Hope for HIE is a life-changing organization for families who are affected by Hypoxic Ischemic Encephalopathy.

After my daughter's HIE brain injury, I felt like I was adrift and alone in a sea of uncertainty. We were thrown into an extremely difficult, complex world and life that no one outside of pessimistic medical professionals seemed to understand. I came across a reference to the group several years after my daughter's brain injury. I requested membership to the group and then had forgotten about the request until several months later I noticed the approval in my hidden Inbox (that had been there since I'd inquired).

I visited the group online and within 10 minutes had tears streaming down my face because I felt that I'd been rescued from the rough seas of uncertainty I'd been fighting for years. I discovered my tribe. These were families, that although our journeys were each unique, who understood the experience. There was a huge range of outcomes and experiences to tap into. The brain trust in this group is invaluable. And the bonds between these families are unmatched.

The leadership in this group is so strong and they strive to make sure that families find out about the support available right after the injury by reaching out to hospitals, NICUs and doctors all around the world. Hope for HIE sends information and care packages to new families, hosts local meetups, organizes parent and family retreats and is now collaborating with medical and research organizations to boost knowledge about Hypoxic Ischemic Encephalopathy and the cascade of medical conditions that tend to result from the injury. They have organized a multitude of subgroups to address the mosaic of concerns that comes with HIE parenting including Mental Health, Self-Care, Sibling Support, Extended Family Support, Regional Support, Parenting, Medical Conditions, Treatments, Loss and many more.

I am so honored to be a part of this group and am grateful for the support through our HIE journey. I hope through this organization that I can help other parents navigate uncharted territory and give them the support they need during one of the most difficult parts of their lives.

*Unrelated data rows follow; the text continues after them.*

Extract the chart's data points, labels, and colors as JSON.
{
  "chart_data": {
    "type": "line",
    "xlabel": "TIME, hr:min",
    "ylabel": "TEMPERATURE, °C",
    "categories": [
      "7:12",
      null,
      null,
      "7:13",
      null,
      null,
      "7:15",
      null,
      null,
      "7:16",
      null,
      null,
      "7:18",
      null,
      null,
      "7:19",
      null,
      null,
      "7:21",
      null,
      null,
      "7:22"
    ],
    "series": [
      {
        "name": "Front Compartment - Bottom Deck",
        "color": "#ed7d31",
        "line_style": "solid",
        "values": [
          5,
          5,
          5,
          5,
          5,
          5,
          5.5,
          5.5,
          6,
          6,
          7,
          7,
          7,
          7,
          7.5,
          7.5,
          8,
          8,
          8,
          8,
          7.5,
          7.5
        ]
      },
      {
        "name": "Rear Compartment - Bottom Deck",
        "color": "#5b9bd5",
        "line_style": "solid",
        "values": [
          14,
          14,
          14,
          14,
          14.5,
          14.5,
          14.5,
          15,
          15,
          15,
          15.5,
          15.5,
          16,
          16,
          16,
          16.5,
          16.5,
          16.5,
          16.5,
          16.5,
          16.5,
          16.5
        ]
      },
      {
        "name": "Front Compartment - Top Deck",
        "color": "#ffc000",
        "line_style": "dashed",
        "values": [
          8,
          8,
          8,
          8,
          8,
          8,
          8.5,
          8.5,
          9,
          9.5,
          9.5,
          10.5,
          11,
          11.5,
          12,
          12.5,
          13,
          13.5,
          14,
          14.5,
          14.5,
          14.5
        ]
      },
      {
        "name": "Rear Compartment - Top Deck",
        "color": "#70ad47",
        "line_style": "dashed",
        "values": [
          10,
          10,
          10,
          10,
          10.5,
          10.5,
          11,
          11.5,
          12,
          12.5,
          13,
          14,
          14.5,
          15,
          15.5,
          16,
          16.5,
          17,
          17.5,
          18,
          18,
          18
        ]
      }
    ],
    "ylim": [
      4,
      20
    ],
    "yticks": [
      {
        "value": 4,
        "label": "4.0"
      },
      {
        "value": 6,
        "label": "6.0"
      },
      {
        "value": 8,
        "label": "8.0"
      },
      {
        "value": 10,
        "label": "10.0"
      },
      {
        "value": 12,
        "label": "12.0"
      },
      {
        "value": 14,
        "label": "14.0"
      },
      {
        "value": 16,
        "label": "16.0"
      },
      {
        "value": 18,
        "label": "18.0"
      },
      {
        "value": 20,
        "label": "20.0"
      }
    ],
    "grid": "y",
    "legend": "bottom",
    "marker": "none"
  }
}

I went from being a member to a volunteer to serving on the board with Hope for HIE because of how important this community has been to me and my family. After my daughter's diagnosis with HIE, I felt so very alone and lost. Hope for HIE has been my life boat, helping me make connections, learn from others, build resources, and always find hope. As a board member now, my goal is to help make sure no family faces HIE alone. I want to be sure families find support, resources, and the community they need in order to help them and their child live their very best lives. Hope for HIE has helped me do that by giving me a purpose. If our lives have to be affected by HIE, we can at least use the knowledge and experiences we gain to help others that are newer to this journey. That is what Hope for HIE means to me.